The EU and China are eager to do a rosy deal. But USA won’t let it happen so easily

Tough luck

Trump, Xi, Merkel, China

As German Chancellor Angela Merkel is making last efforts to sign China-EU trade and investment deal by the set deadline of the end of this year, the United States is doing all in its capacity to delay the deal. Trump administration knows that Merkel is there on the chair only by summer 2021 and she is the last hope for the communist country to sign the trade and investment treaty.

Once she is out of power, no leader in the European Union could bring together all the players on the board and sign the deal, because most of them don’t want to sign the deal.

So, United States has warned China that they are watching the deal closely, and if Beijing makes any concessions to go ahead with the deal within Merkel’s tenure, US is going to seek the same concessions in future US-China trade negotiations.

 “If the US sees China making serious reform concessions to the EU, it might smell blood in the water and push even harder on reaching an agreement with Beijing,” said Eurasia Group’s China analyst Kelsey Broderick. “It would likely incentivise US actors to push China hard on phase two [trade deal] commitments.”

It is a sure-shot technique to delay the deal because none of the European countries except Germany is ready to go ahead with the deal if China does not makes concessions or implement reforms to end the subsidy to state-owned enterprises. Therefore, if the United States forces China to not give any concessions to European Union, the deal would not be signed in the near term, and once Merkel’s tenure is over, the deal is dead anyway.

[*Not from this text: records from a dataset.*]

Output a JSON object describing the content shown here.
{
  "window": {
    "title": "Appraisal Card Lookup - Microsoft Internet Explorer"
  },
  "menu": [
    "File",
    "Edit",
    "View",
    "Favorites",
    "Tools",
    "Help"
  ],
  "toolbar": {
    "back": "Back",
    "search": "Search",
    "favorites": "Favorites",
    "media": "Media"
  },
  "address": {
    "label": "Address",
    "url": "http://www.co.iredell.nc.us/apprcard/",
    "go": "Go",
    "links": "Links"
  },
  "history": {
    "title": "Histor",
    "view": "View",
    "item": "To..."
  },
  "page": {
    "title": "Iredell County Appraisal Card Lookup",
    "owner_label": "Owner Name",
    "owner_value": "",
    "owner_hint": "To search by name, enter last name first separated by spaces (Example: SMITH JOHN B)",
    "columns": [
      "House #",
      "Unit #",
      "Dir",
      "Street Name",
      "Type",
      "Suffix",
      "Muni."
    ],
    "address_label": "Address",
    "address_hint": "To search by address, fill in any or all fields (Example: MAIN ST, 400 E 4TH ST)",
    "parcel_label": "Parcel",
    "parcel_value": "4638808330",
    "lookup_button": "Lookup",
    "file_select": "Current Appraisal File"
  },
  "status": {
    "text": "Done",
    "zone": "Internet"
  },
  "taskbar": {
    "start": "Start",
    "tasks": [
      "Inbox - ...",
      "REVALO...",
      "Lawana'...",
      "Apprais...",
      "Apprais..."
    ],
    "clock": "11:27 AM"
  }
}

If the EU-China investment deal is signed, the United States would be at the losing end. Its companies would lose two of the biggest markets in the world, which is the European Union and China because both blocks would give advantage to each other’s companies instead of American ones.

Moreover, China is trying to send a message to the global community that its acceptance among the democratic and developed world remains strong, despite America’s repeated call to all democratic countries to unite against CCP. Also, European companies would get access to the largest market in the Purchasing Power and with this, Germany, that is hell-bent to go-ahead with the deal, would benefit most. German companies like Volkswagen and BASF are the ones that want this deal desperately to capture the Chinese market.

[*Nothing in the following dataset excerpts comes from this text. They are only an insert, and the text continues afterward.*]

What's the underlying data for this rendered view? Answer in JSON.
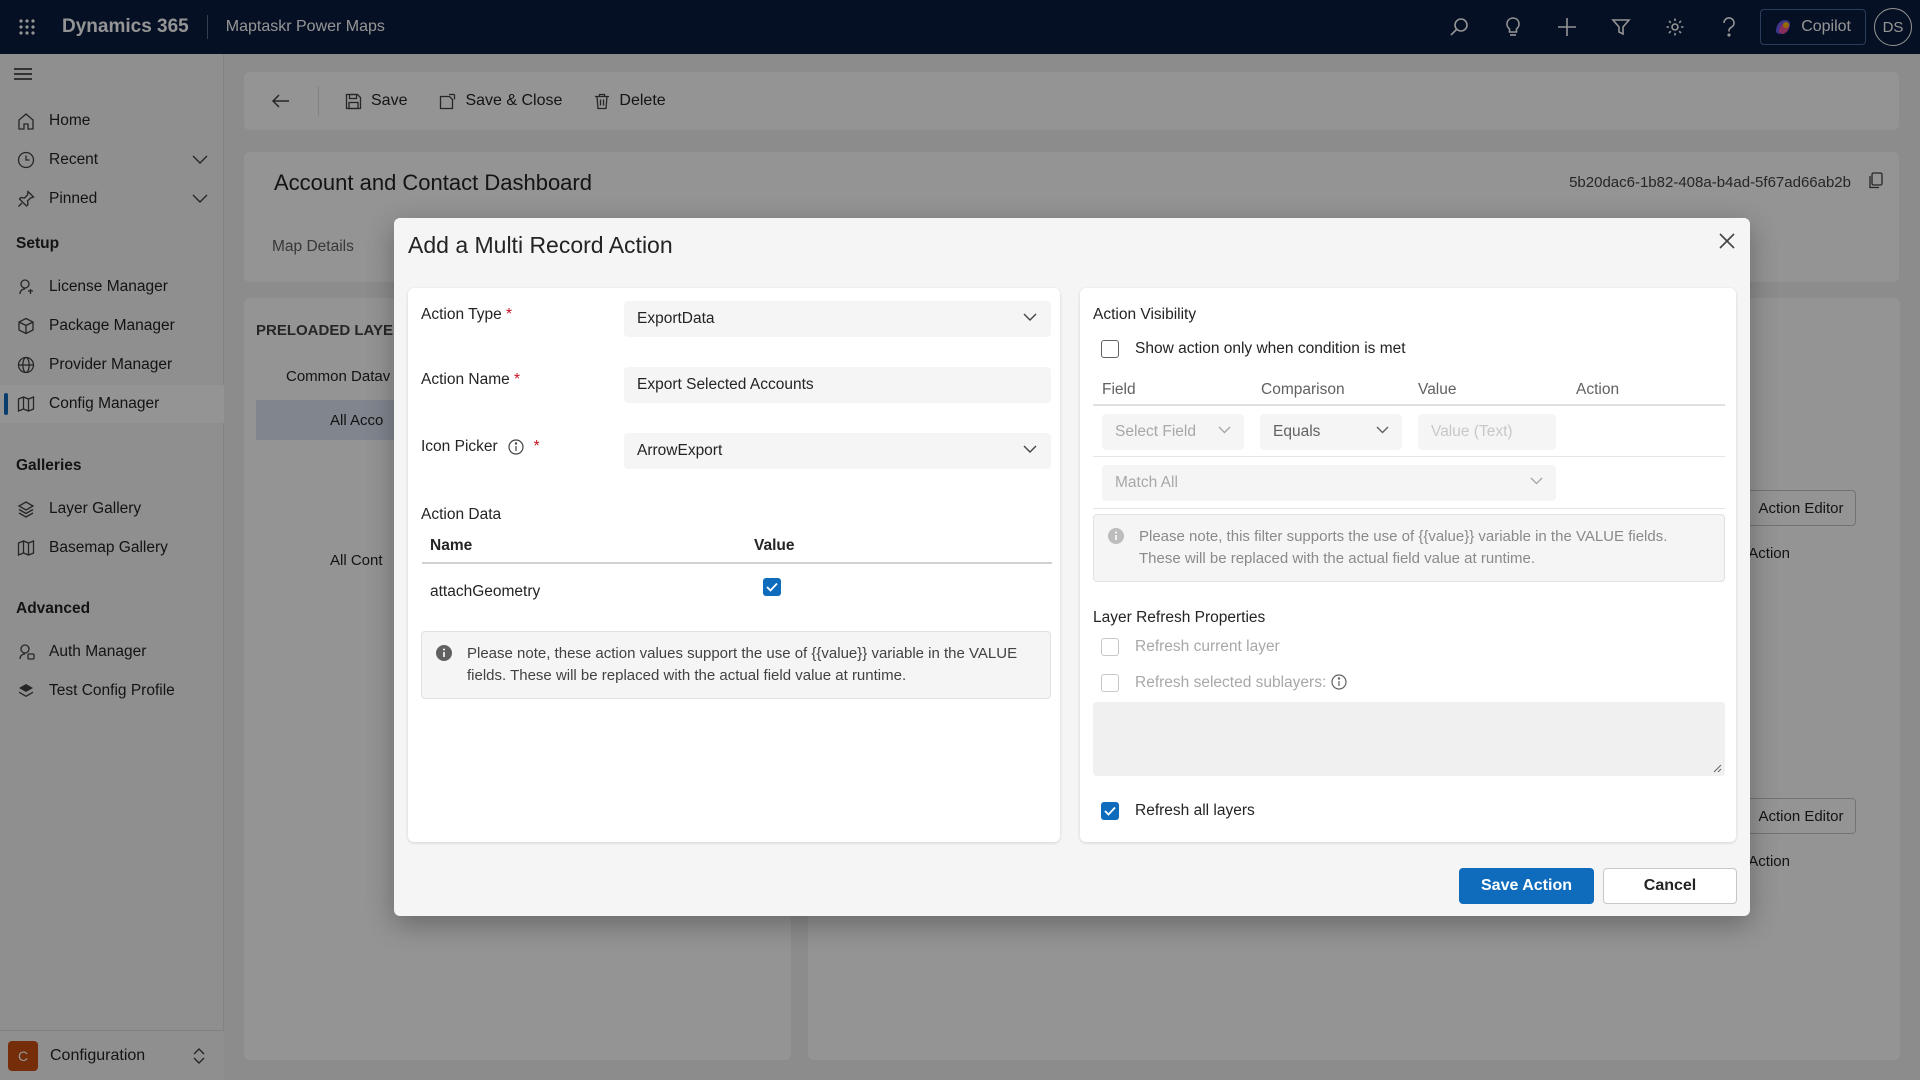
{
  "topbar": {
    "brand": "Dynamics 365",
    "app_name": "Maptaskr Power Maps",
    "copilot_label": "Copilot",
    "avatar_initials": "DS",
    "color": "#0b1d3f"
  },
  "sidebar": {
    "items_top": [
      {
        "label": "Home",
        "icon": "home-icon"
      },
      {
        "label": "Recent",
        "icon": "clock-icon"
      },
      {
        "label": "Pinned",
        "icon": "pin-icon"
      }
    ],
    "setup_heading": "Setup",
    "setup_items": [
      {
        "label": "License Manager",
        "icon": "license-icon"
      },
      {
        "label": "Package Manager",
        "icon": "package-icon"
      },
      {
        "label": "Provider Manager",
        "icon": "globe-icon"
      },
      {
        "label": "Config Manager",
        "icon": "map-icon"
      }
    ],
    "galleries_heading": "Galleries",
    "galleries_items": [
      {
        "label": "Layer Gallery",
        "icon": "layers-icon"
      },
      {
        "label": "Basemap Gallery",
        "icon": "map-icon"
      }
    ],
    "advanced_heading": "Advanced",
    "advanced_items": [
      {
        "label": "Auth Manager",
        "icon": "key-icon"
      },
      {
        "label": "Test Config Profile",
        "icon": "layers-icon"
      }
    ],
    "area": {
      "initial": "C",
      "label": "Configuration"
    }
  },
  "commandbar": {
    "save": "Save",
    "save_close": "Save & Close",
    "delete": "Delete"
  },
  "form": {
    "title": "Account and Contact Dashboard",
    "record_id": "5b20dac6-1b82-408a-b4ad-5f67ad66ab2b",
    "tab_map_details": "Map Details"
  },
  "dialog": {
    "title": "Add a Multi Record Action",
    "action_type_label": "Action Type",
    "action_type_value": "ExportData",
    "action_name_label": "Action Name",
    "action_name_value": "Export Selected Accounts",
    "icon_picker_label": "Icon Picker",
    "icon_picker_value": "ArrowExport",
    "action_data_label": "Action Data",
    "table_headers": {
      "name": "Name",
      "value": "Value"
    },
    "table_rows": [
      {
        "name": "attachGeometry",
        "checked": true
      }
    ],
    "action_note": "Please note, these action values support the use of {{value}} variable in the VALUE fields. These will be replaced with the actual field value at runtime.",
    "visibility_label": "Action Visibility",
    "show_condition_label": "Show action only when condition is met",
    "condition_headers": {
      "field": "Field",
      "comparison": "Comparison",
      "value": "Value",
      "action": "Action"
    },
    "select_field_placeholder": "Select Field",
    "comparison_value": "Equals",
    "value_placeholder": "Value (Text)",
    "match_value": "Match All",
    "filter_note": "Please note, this filter supports the use of {{value}} variable in the VALUE fields. These will be replaced with the actual field value at runtime.",
    "refresh_heading": "Layer Refresh Properties",
    "refresh_current": "Refresh current layer",
    "refresh_sublayers": "Refresh selected sublayers:",
    "refresh_all": "Refresh all layers",
    "save_button": "Save Action",
    "cancel_button": "Cancel"
  },
  "background": {
    "preloaded_layers": "PRELOADED LAYERS",
    "tree": [
      "Common Datav",
      "All Acco",
      "All Cont"
    ],
    "action_editor": "Action Editor",
    "action_col": "Action"
  }
}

European business has already opined that the deal is quite unlikely to be signed this year. “The fact that both parties didn’t feel like reporting what has been agreed upon is an indicator that there was very little to agree upon,” said Joerg Wuttke, president of the European Union Chamber of Commerce in a press conference in China.

“I don’t see any conclusion this year,” he added.

According to experts, China is not ready to give up to EU’s pressure to cut down subsidies to state-owned enterprise- through which it reduces the chances of fair competition for foreign companies in its domestic markets- because if they offer it to Brussels, Washington would ask for the same.

“It is for that reason – i.e., China would be providing benefits to the United States in a deal it agrees with the EU – that it is unlikely to have much, in terms of substantive reforms, involved,” Chad Bown, a trade economist at the Peterson Institute for International Economics (PIIE).

The US wants to delay the EU-China investment deal till Merkel’s tenure by hook or by crook because she is the last hope for Xi Jinping to capture the European market.

One European leader who has always stood for close ties with China is Merkel. In her long tenure of one and a half-decade, Merkel has visited China 12 times- more than any other prominent global leader in the world. Right from the beginning of her tenure in 2005, Merkel advocated for closer ties with China.

China is Germany’s biggest trade partner with the trade volume hitting a new high of 233 billion US dollars in 2019, and Merkel wants to the take trade relations to next level, as German companies like Volkswagen and BASF are expected to benefit most from a free trade deal between China and Europe. So, Merkel and China both want the deal, but if the US can delay it till summer 2021, the deal would be put in a cold bag for altogether.